Steve Caron/TC Media Infologis de l'est de l'île de Montréal a posé une banderole sur l'ancien cinéma Paradis sur lequel on peut notamment lire «À Montréal, le logement social c'est vital.»

L’ancien terrain du cinéma Paradis fait l’objet de convoitise. Infologis de l’est de l’île de Montréal aimerait bien qu’un projet de logements sociaux y soit construit, alors que les besoins pour ce type d’habitation sont criants dans l’est de Montréal.

Plus du tiers des locataires d’Anjou et de Mercier consacrent plus de 30% de leurs revenus pour se loger, selon les données de l’organisme.

«Pour répondre aux besoins les plus urgents, il faudrait construire 1800 nouveaux logements sociaux dans l’est de Montréal», indique Jean-Christophe Bureau, organisateur communautaire à Infologis.

L’organisme souhaite que la Ville de Montréal acquière des terrains pour y construire des unités d’habitation sociale ainsi que des infrastructures collectives.
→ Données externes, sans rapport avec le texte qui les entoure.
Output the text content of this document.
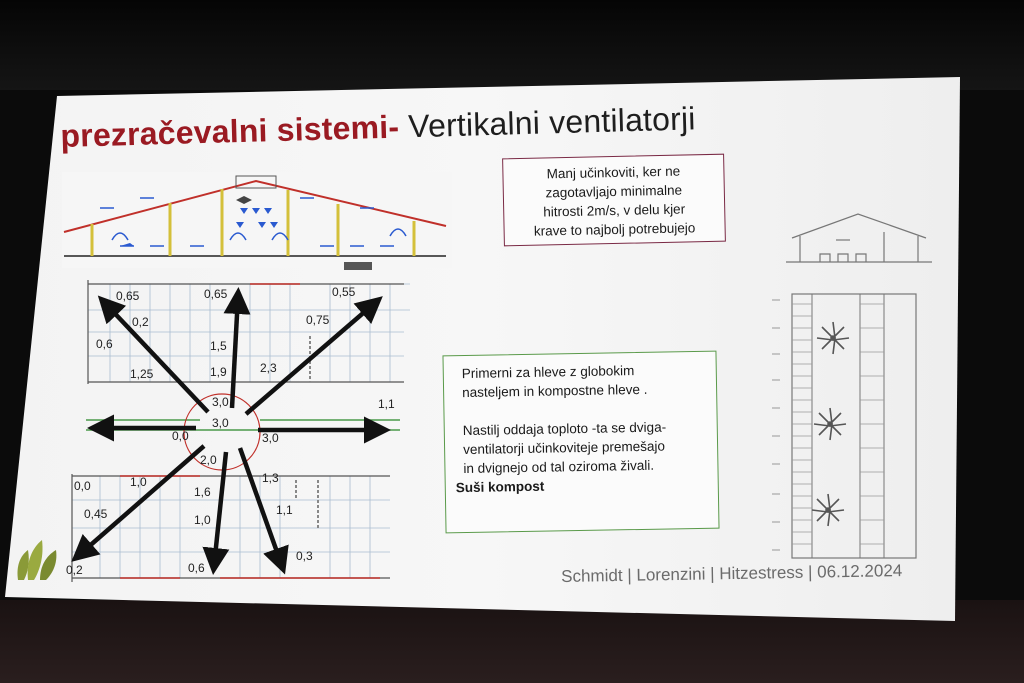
0,65	0,65	0,55
0,2	0,75
0,6	1,5
1,25	1,9	2,3
3,0
3,0
3,0
1,1
0,0
2,0
1,3
0,0	1,0
1,6
0,45	1,0
1,1
0,3
0,2	0,6
prezračevalni sistemi- Vertikalni ventilatorji

Manj učinkoviti, ker ne

zagotavljajo minimalne

hitrosti 2m/s, v delu kjer

krave to najbolj potrebujejo

Primerni za hleve z globokim

nasteljem in kompostne hleve .

Nastilj oddaja toploto -ta se dviga-

ventilatorji učinkoviteje premešajo

in dvignejo od tal oziroma živali.

Suši kompost

Schmidt | Lorenzini | Hitzestress | 06.12.2024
Il a donc mené une action de sensibilisation, le 7 mars, en apposant une bannière sur l’ancien cinéma Paradis, bâtiment de la rue Hochelaga, voisin de la maison de la culture Mercier.

«La Ville pourrait acquérir le bâtiment pour y développer un projet d’une cinquantaine de logements sociaux. Le propriétaire, le comité logement et les familles, tout le monde y trouverait son compte», croit son collègue Anicet Ndayishimiye.

Les représentants du comité logement aimeraient bien pouvoir discuter avec le propriétaire,Vincent Guzzo,  pour tenter d’en venir à un accord. Mais leurs demandes répétées sont demeurées lettre morte.

«Ils peuvent manifester autant qu’ils veulent, je ne suis pas intéressé à vendre mon terrain», confie M. Guzzo.

Laissé à l’abandon
Le choix du site comme lieu de la manifestation n’est pas le fruit du hasard. L’immeuble, abandonné depuis 2009, est orné de graffitis et les vitres sont barricadées. Il est également situé à l’intérieur de la zone de Revitalisation urbaine intégrée (RUI), où la ville investira des centaines de milliers de dollars pour réaliser le projet de l’entrée de quartier.

«Certains propriétaires jouent au Monopoly avec des terrains dont la valeur augmente pendant que des ménages locataires ont de la difficulté à se loger», déplore Patricia Mercier, organisatrice communautaire à Infologis.

Dans le cadre de la campagne «Pour une réserve de terrains et bâtiments» des comités logement de la métropole, Infologis réclame davantage de logements sociaux pour les familles du quartier.

Infologis soutient que la Ville doit obtenir de Québec le pouvoir de zoner certaines parties de son territoire à des fins de développement de logement social pour s’assurer que de tels projets voient le jour.

Situation des locataires
36% des ménages locataires angevins consacrent plus de 30% de leurs revenus pour se loger.

15% des ménages locataires angevins consacrent plus de 50% de leurs revenus pour se loger.

7% des ménages locataires angevins consacrent plus de 80% de leurs revenus pour se loger.

Dans Mercier-Ouest, ces pourcentages sont respectivement de 34%, 16% et 8%, alors que dans Mercier-Est, ils sont de 33%, 15% et 6%.